“I know he is,” said Arthur; but the fact of his knowledge did not make matters any the better for him or for the Protector.

After the clerks were gone, and Mr. Harcourt had departed, Arthur still sate alone in his office, looking his misery in the face. Twice Tifford had been good enough to inform the secretary that dinner was ready; Arthur took no notice of the summons.

How to go upstairs and see Heather—how to tell her the game was over, and that it had left him a beggar, he could not imagine. What were his dreamings in the old days, speeding down to Palinsbridge, and planning to communicate the fact of a thousand a year being added to their income, to this!

Coldness and doubt had not visited Heather; Mrs. Croft had not aroused her jealousy; Lally was still with her, and he had not then neglected his child. Poor Lally, poor little Lally! The man’s heart must have been very heavy that night, for, sitting in the firelight, the tears dropped down from his eyes, one by one, as he sat thinking of his living wife and his dead child.

If only the past could come back again, how differently he would act! if only Heather would be to him the wife of old, he might still make a struggle and conquer Fortune yet.

Twice that day Arthur had found his level; had seen in what estimation people held his talents; and, in the years gone by, he had estranged from him the woman who believed him perfect—who was unto him, in the old, happy time at Berrie Down, though he recked not then of his blessing, more than silver or gold, Far above Rubies.
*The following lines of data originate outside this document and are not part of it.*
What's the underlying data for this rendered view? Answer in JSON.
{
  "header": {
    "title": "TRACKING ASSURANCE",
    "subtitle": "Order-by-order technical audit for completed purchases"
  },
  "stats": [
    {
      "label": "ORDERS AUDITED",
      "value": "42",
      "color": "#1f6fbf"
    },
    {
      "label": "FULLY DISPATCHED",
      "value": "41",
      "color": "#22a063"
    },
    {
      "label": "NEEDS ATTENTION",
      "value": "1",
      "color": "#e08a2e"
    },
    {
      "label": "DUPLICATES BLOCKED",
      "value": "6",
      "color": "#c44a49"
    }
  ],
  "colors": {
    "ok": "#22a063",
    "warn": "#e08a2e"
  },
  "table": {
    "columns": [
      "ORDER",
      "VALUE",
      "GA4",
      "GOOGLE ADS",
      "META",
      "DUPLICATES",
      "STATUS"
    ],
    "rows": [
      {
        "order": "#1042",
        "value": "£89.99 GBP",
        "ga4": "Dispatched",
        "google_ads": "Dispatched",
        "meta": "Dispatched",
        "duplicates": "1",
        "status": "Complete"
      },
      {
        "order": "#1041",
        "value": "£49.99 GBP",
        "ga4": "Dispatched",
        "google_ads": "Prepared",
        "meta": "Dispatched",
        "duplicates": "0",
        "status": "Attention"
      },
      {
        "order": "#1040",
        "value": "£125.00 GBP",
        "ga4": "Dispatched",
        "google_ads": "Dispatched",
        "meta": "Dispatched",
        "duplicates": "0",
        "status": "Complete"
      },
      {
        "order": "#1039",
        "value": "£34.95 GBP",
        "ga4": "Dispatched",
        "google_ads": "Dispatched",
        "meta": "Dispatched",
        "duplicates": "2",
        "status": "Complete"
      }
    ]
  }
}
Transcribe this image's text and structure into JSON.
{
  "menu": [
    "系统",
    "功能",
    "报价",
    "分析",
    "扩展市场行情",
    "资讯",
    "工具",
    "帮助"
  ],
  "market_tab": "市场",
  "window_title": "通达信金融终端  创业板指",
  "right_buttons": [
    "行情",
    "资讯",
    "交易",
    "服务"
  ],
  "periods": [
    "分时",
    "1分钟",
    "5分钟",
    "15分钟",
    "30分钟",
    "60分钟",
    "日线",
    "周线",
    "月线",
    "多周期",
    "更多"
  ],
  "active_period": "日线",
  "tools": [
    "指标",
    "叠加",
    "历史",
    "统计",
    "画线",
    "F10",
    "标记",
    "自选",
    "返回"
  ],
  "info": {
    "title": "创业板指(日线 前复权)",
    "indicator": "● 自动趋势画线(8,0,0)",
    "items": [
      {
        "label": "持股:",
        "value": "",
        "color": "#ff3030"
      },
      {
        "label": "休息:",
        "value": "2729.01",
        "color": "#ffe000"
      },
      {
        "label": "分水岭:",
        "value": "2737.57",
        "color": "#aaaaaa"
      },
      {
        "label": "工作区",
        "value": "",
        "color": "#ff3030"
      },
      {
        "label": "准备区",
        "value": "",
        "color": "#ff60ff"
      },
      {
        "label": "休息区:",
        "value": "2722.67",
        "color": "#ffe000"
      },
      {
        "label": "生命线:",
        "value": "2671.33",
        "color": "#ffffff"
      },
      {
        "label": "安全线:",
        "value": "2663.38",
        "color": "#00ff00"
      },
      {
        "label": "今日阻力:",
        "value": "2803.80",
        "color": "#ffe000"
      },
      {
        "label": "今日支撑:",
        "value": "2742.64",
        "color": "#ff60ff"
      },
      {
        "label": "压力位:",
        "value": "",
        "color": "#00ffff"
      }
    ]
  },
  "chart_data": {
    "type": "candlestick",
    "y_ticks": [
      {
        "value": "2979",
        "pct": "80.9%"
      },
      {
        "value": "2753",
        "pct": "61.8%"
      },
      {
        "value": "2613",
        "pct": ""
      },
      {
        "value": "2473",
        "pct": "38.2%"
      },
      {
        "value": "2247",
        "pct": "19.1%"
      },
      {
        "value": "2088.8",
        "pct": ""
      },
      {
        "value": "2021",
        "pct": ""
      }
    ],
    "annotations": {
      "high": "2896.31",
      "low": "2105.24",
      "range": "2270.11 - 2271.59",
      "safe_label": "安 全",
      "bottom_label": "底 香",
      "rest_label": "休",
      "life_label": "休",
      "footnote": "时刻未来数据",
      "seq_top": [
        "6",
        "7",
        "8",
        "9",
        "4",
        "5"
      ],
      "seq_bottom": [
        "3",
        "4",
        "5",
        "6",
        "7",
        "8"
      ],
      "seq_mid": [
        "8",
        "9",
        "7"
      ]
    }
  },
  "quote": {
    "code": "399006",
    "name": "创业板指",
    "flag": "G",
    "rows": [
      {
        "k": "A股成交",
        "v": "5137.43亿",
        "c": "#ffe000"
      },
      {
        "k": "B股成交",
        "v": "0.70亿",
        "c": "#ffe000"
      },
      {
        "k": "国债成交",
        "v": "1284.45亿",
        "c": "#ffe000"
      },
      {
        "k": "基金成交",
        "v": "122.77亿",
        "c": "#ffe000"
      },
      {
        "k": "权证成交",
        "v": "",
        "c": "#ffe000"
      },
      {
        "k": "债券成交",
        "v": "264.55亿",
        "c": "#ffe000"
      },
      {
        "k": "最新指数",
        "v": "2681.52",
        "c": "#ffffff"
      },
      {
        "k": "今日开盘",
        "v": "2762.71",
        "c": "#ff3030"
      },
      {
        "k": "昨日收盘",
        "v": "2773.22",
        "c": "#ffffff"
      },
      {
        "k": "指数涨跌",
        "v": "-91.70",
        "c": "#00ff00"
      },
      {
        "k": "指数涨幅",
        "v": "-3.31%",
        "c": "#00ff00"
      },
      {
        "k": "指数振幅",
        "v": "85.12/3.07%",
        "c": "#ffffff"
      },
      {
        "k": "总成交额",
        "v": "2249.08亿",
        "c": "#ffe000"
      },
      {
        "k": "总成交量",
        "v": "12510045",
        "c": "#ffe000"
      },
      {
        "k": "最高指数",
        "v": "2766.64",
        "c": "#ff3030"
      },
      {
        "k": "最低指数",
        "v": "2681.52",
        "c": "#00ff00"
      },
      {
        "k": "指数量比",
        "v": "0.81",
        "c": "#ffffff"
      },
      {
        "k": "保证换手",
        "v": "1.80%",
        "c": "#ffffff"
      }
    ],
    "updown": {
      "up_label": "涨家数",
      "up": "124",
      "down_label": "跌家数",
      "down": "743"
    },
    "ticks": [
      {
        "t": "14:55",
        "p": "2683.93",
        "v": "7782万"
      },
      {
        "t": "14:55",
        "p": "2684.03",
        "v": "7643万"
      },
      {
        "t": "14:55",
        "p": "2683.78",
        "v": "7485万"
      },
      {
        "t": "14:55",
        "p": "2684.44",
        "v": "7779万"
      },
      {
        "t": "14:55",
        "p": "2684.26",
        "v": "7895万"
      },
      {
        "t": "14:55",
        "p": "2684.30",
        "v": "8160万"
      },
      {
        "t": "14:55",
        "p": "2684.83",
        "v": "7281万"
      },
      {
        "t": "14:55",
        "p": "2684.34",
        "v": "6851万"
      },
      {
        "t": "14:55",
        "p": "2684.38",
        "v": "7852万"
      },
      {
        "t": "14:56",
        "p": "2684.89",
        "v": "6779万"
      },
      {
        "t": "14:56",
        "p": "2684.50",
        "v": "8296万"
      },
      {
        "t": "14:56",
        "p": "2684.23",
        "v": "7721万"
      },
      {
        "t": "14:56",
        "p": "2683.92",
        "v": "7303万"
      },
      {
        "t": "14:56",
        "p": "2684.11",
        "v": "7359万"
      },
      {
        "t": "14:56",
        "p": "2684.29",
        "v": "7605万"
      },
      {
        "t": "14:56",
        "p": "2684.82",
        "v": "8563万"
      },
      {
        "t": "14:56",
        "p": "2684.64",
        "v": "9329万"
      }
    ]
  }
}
While he was thinking, Heather herself opened the door, and glided up to where he sat. For weeks previously she had been trying to draw nearer to her husband, seeking for an opportunity to pray for “forgiveness,” Lord help her, “for her selfish sorrow;” and now, in the firelight, she came and laying her hand on his shoulder, said,—

“Is anything the matter, Arthur? Are you ill? are you vexed? I have sent Tifford twice to tell you dinner is ready.”

“I do not want any dinner,” he answered. “I have had meals enough for one day—meals enough to destroy any man’s appetite. The ‘Protector’ is going to be wound up, Heather, and my salary will be stopped, of course.”

She hesitated for a moment before replying, then she said, “I am very sorry for your sake, dear, for you hoped to make so much out of it. We must return to the Hollow, I suppose.”